Die Kinder schliefen übrigens oft tagsüber im Anhänger. Abends waren sie dann fit, als ich müde war. Im Laufe der Zeit spielte es sich dann aber so ein, dass sie etwa gleichlange wie ich in der Nacht schliefen, was sich als sehr praktisch erwies, nachdem ich mich schon sehr am Anfang der Reise von dem Gedanken verabschiedet hatten, die normalen Schlafzeiten zu halten.

In Lidköping gab es an der Stelle, wo diese Straße auf den Ort stieß, einen sehr schönen Zeltplatz direkt am Seeufer, wo man schön baden konnte, theoretisch sogar im daneben liegenden Schwimmbad, allerdings nur zu dessen Öffnungszeiten. Für das Aufwärmen der Milch für die Kinder brauchte man nicht auf die Kochplatten, die es auf jedem Zeltplatz selbstverständlich irgendwo in einer für dessen Gäste zugänglichen Küche gab, zurückzugreifen, sondern es gab sogar ein Mikrowellengerät. Da blieben ich dann auch gleich zwei Nächte und sah mir mit Bernhard und Ulrich an dem Ruhetag das Schloss Lackö auf einer durch eine Brücke und etwa 20 Kilometer Fahrt erreichbaren Insel an. Dort badeten wir dann auch gleich noch im Vänersee. Bei der Abfahrt wurden wir sogar gefilmt, nachdem der Anhänger vor dem Schloss schon einigermaßen viel Aufmerksamkeit genossen hatte. 1994 waren Kinderanhänger noch eine Seltenheit. Die Rückfahrt ging sehr schnell, obwohl die Straße eigentlich ziemlich hügelig war. Es machte mir da irgendwie Spaß, trotzdem einigermaßen gute Fahrt zu machen.

Nun sah die ursprüngliche Planung vor, so langsam zu dem anderen großen See zu kommen, den Vättersee nördlich zu umrunden und dann vielleicht noch die Inseln Öland oder Gotland oder sogar beide anzusehen. Aber wie das so ist, werden Pläne meist nicht erfüllt. Ich wollte mich jedenfalls plötzlich nicht mehr damit zufriedengeben, die ganze Zeit so weit im Süden zu bleiben, zumal der extrem warme Sommer mit Tagestemperaturen um die 30 Grad eine einmalige Chance versprach, auch weiter im Norden noch ein schönes Wetter vorzufinden.

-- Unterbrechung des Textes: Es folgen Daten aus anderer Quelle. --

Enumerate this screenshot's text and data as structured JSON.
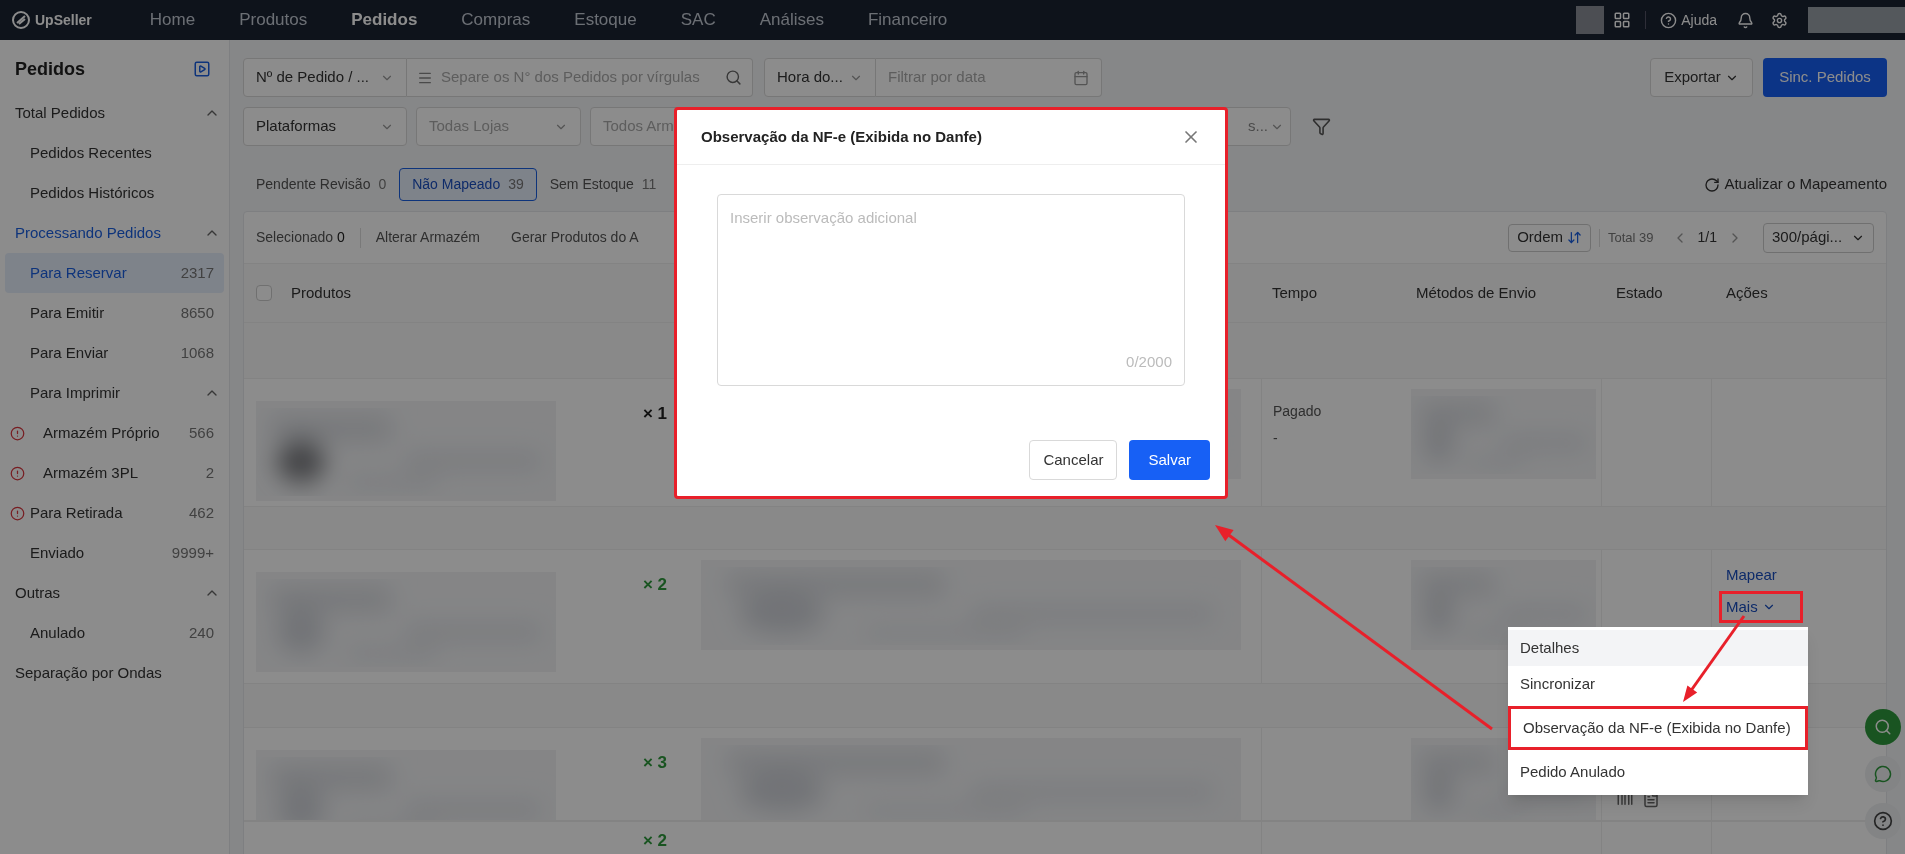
{
  "nav": {
    "brand": "UpSeller",
    "items": [
      {
        "label": "Home",
        "selected": false
      },
      {
        "label": "Produtos",
        "selected": false
      },
      {
        "label": "Pedidos",
        "selected": true
      },
      {
        "label": "Compras",
        "selected": false
      },
      {
        "label": "Estoque",
        "selected": false
      },
      {
        "label": "SAC",
        "selected": false
      },
      {
        "label": "Análises",
        "selected": false
      },
      {
        "label": "Financeiro",
        "selected": false
      }
    ],
    "help": "Ajuda"
  },
  "sidebar": {
    "title": "Pedidos",
    "groups": [
      {
        "label": "Total Pedidos",
        "expanded": true,
        "items": [
          {
            "label": "Pedidos Recentes",
            "selected": false
          },
          {
            "label": "Pedidos Históricos",
            "selected": false
          }
        ]
      },
      {
        "label": "Processando Pedidos",
        "expanded": true,
        "items": [
          {
            "label": "Para Reservar",
            "count": "2317",
            "selected": true,
            "warning": false
          },
          {
            "label": "Para Emitir",
            "count": "8650",
            "selected": false,
            "warning": false
          },
          {
            "label": "Para Enviar",
            "count": "1068",
            "selected": false,
            "warning": false
          },
          {
            "label": "Para Imprimir",
            "selected": false,
            "warning": false,
            "expanded": true,
            "children": [
              {
                "label": "Armazém Próprio",
                "count": "566",
                "selected": false,
                "warning": true
              },
              {
                "label": "Armazém 3PL",
                "count": "2",
                "selected": false,
                "warning": true
              }
            ]
          },
          {
            "label": "Para Retirada",
            "count": "462",
            "selected": false,
            "warning": true
          },
          {
            "label": "Enviado",
            "count": "9999+",
            "selected": false,
            "warning": false
          }
        ]
      },
      {
        "label": "Outras",
        "expanded": true,
        "items": [
          {
            "label": "Anulado",
            "count": "240",
            "selected": false,
            "warning": false
          }
        ]
      },
      {
        "label": "Separação por Ondas"
      }
    ]
  },
  "filters": {
    "order_type": "Nº de Pedido / ...",
    "search_placeholder": "Separe os N° dos Pedidos por vírgulas",
    "time_type": "Hora do...",
    "date_placeholder": "Filtrar por data",
    "platform": "Plataformas",
    "stores": "Todas Lojas",
    "warehouses": "Todos Arm",
    "other": "s...",
    "export": "Exportar",
    "sync": "Sinc. Pedidos"
  },
  "status_tabs": [
    {
      "label": "Pendente Revisão",
      "count": "0",
      "selected": false
    },
    {
      "label": "Não Mapeado",
      "count": "39",
      "selected": true
    },
    {
      "label": "Sem Estoque",
      "count": "11",
      "selected": false
    }
  ],
  "refresh": "Atualizar o Mapeamento",
  "toolbar": {
    "selected_label": "Selecionado",
    "selected_count": "0",
    "actions": [
      "Alterar Armazém",
      "Gerar Produtos do A"
    ],
    "sort": "Ordem",
    "total": "Total 39",
    "page": "1/1",
    "page_size": "300/pági..."
  },
  "table": {
    "select_all": {
      "checked": false
    },
    "columns": [
      "Produtos",
      "Tempo",
      "Métodos de Envio",
      "Estado",
      "Ações"
    ],
    "rows": [
      {
        "quantity": "× 1",
        "emphasized": false,
        "time": [
          "Pagado",
          "-"
        ]
      },
      {
        "quantity": "× 2",
        "emphasized": true,
        "actions": [
          {
            "label": "Mapear",
            "highlighted": false
          },
          {
            "label": "Mais",
            "highlighted": true
          }
        ]
      },
      {
        "quantity": "× 3",
        "emphasized": true
      },
      {
        "quantity": "× 2",
        "emphasized": true
      }
    ]
  },
  "modal": {
    "title": "Observação da NF-e (Exibida no Danfe)",
    "placeholder": "Inserir observação adicional",
    "counter": "0/2000",
    "cancel": "Cancelar",
    "save": "Salvar",
    "highlighted": true
  },
  "menu": [
    {
      "label": "Detalhes",
      "hovered": true,
      "highlighted": false
    },
    {
      "label": "Sincronizar",
      "hovered": false,
      "highlighted": false
    },
    {
      "label": "Observação da NF-e (Exibida no Danfe)",
      "hovered": false,
      "highlighted": true
    },
    {
      "label": "Pedido Anulado",
      "hovered": false,
      "highlighted": false
    }
  ]
}
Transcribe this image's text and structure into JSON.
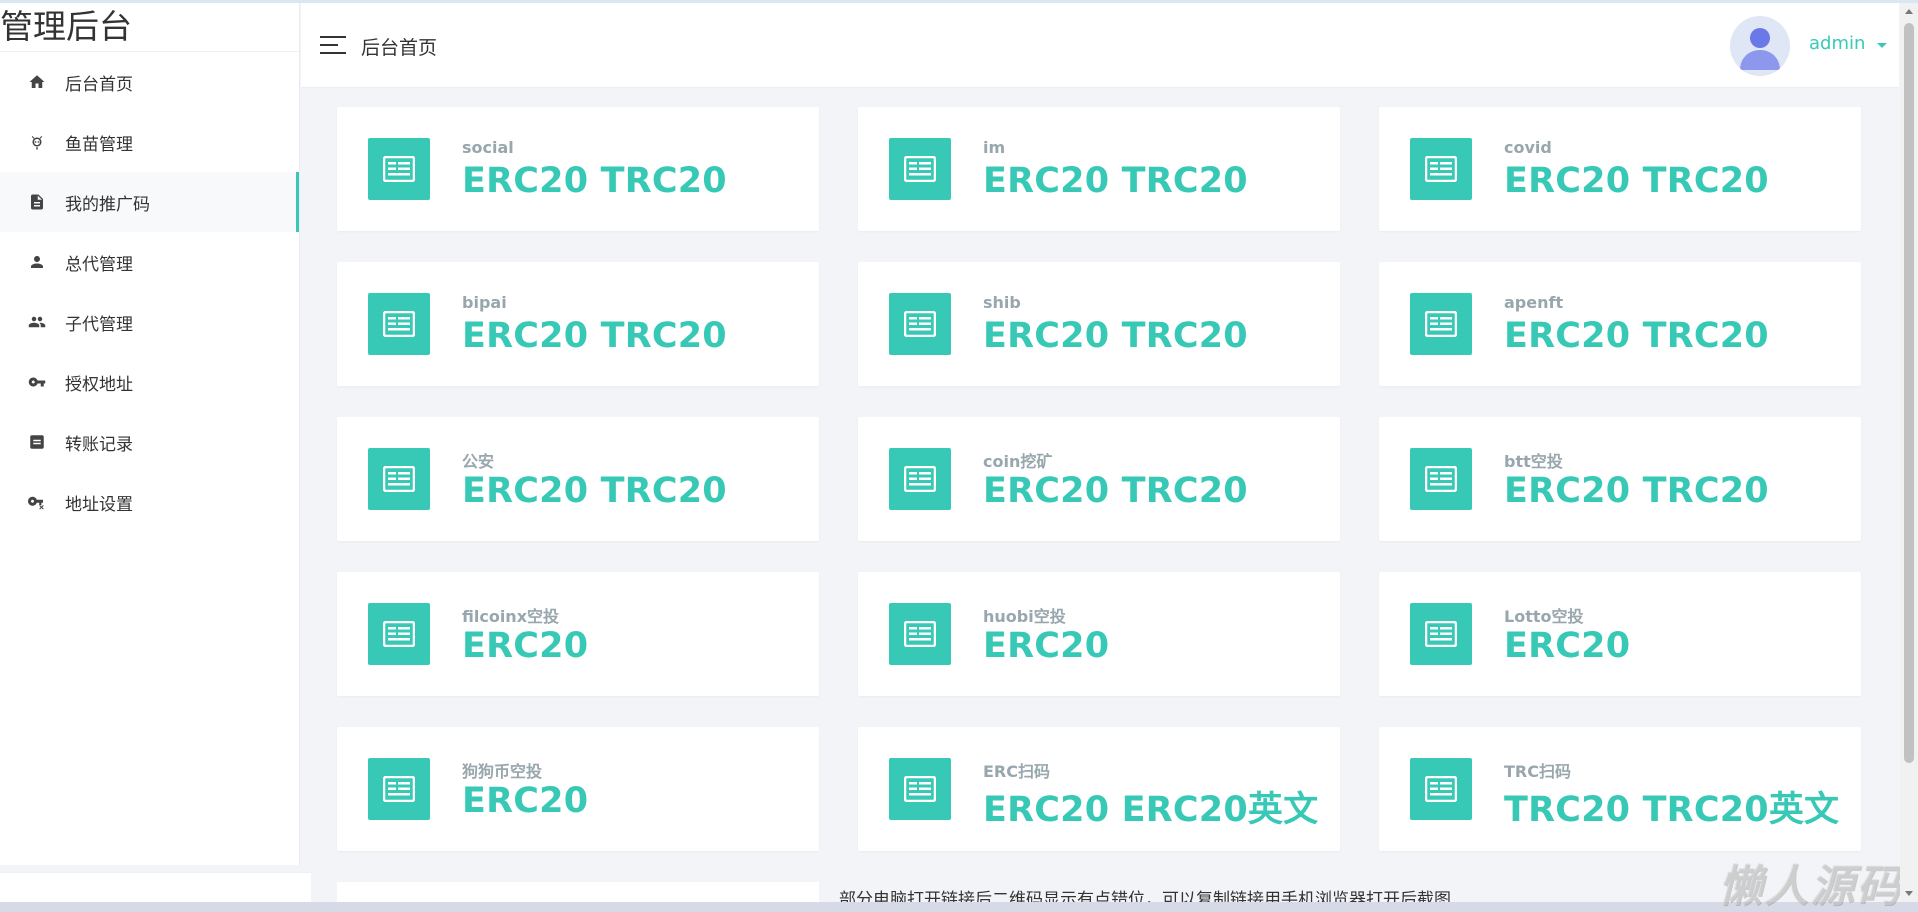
{
  "brand": {
    "title": "管理后台"
  },
  "sidebar": {
    "items": [
      {
        "label": "后台首页",
        "icon": "home-icon"
      },
      {
        "label": "鱼苗管理",
        "icon": "fish-icon"
      },
      {
        "label": "我的推广码",
        "icon": "document-icon",
        "active": true
      },
      {
        "label": "总代管理",
        "icon": "person-icon"
      },
      {
        "label": "子代管理",
        "icon": "people-icon"
      },
      {
        "label": "授权地址",
        "icon": "key-icon"
      },
      {
        "label": "转账记录",
        "icon": "record-icon"
      },
      {
        "label": "地址设置",
        "icon": "key-settings-icon"
      }
    ]
  },
  "header": {
    "page_title": "后台首页",
    "user": "admin"
  },
  "cards": [
    {
      "label": "social",
      "value": "ERC20 TRC20"
    },
    {
      "label": "im",
      "value": "ERC20 TRC20"
    },
    {
      "label": "covid",
      "value": "ERC20 TRC20"
    },
    {
      "label": "bipai",
      "value": "ERC20 TRC20"
    },
    {
      "label": "shib",
      "value": "ERC20 TRC20"
    },
    {
      "label": "apenft",
      "value": "ERC20 TRC20"
    },
    {
      "label": "公安",
      "value": "ERC20 TRC20"
    },
    {
      "label": "coin挖矿",
      "value": "ERC20 TRC20"
    },
    {
      "label": "btt空投",
      "value": "ERC20 TRC20"
    },
    {
      "label": "filcoinx空投",
      "value": "ERC20"
    },
    {
      "label": "huobi空投",
      "value": "ERC20"
    },
    {
      "label": "Lotto空投",
      "value": "ERC20"
    },
    {
      "label": "狗狗币空投",
      "value": "ERC20"
    },
    {
      "label": "ERC扫码",
      "value": "ERC20 ERC20英文"
    },
    {
      "label": "TRC扫码",
      "value": "TRC20 TRC20英文"
    }
  ],
  "notice": "部分电脑打开链接后二维码显示有点错位，可以复制链接用手机浏览器打开后截图",
  "watermark": "懒人源码",
  "colors": {
    "accent": "#38c9b6",
    "label": "#98a6ad",
    "background": "#f3f4f7"
  }
}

So ging es dann am nächsten Tag für meine bescheidenen Verhältnisse mit 93 Kilometern etwas weiter voran als sonst. 200 km an einem Tag haben ich nämlich mit den Kindern nie geschafft, in diesem Sommer nicht einmal 100 km. Die 93 km waren aber teilweise darauf zurückzuführen, dass ich mich immer wieder auf kleine Umwege einließ, was mir etwa eine längere Pause bei einer romanischen Kirche in Västerplana und eine Begegnung mit anderen, vorher von mir überholten Radlern aus Deutschland, die auch dort eine Pause machten, ermöglichte. Die nächste Pause war irgendwo im Wald an einer Stelle, die sich vielleicht auch für eine Übernachtung angeboten hätte, wenn ich nicht so langsam Interesse an einem Zeltplatz mit einer Waschmaschine entwickelt hätte. Irgendwo vor Mariestad stießen wir endlich auf die E 3 (heute E 20), der ich vielleicht 20 km folgte, bis ich hinter Mariestad auf die N 64 (heute N 26) nach Norden abbog, um dem Ostufer des Vänersees zu folgen. Das war übrigens eine ganz schöne Strecke, auch wenn man bei weitem nicht dauernd das Ufer sehen konnte und wenn es überraschenderweise immer auf und ab ging, obwohl das Ufer selbst ja eigentlich ungefähr so flach wie die Wasseroberfläche des Sees sein sollte.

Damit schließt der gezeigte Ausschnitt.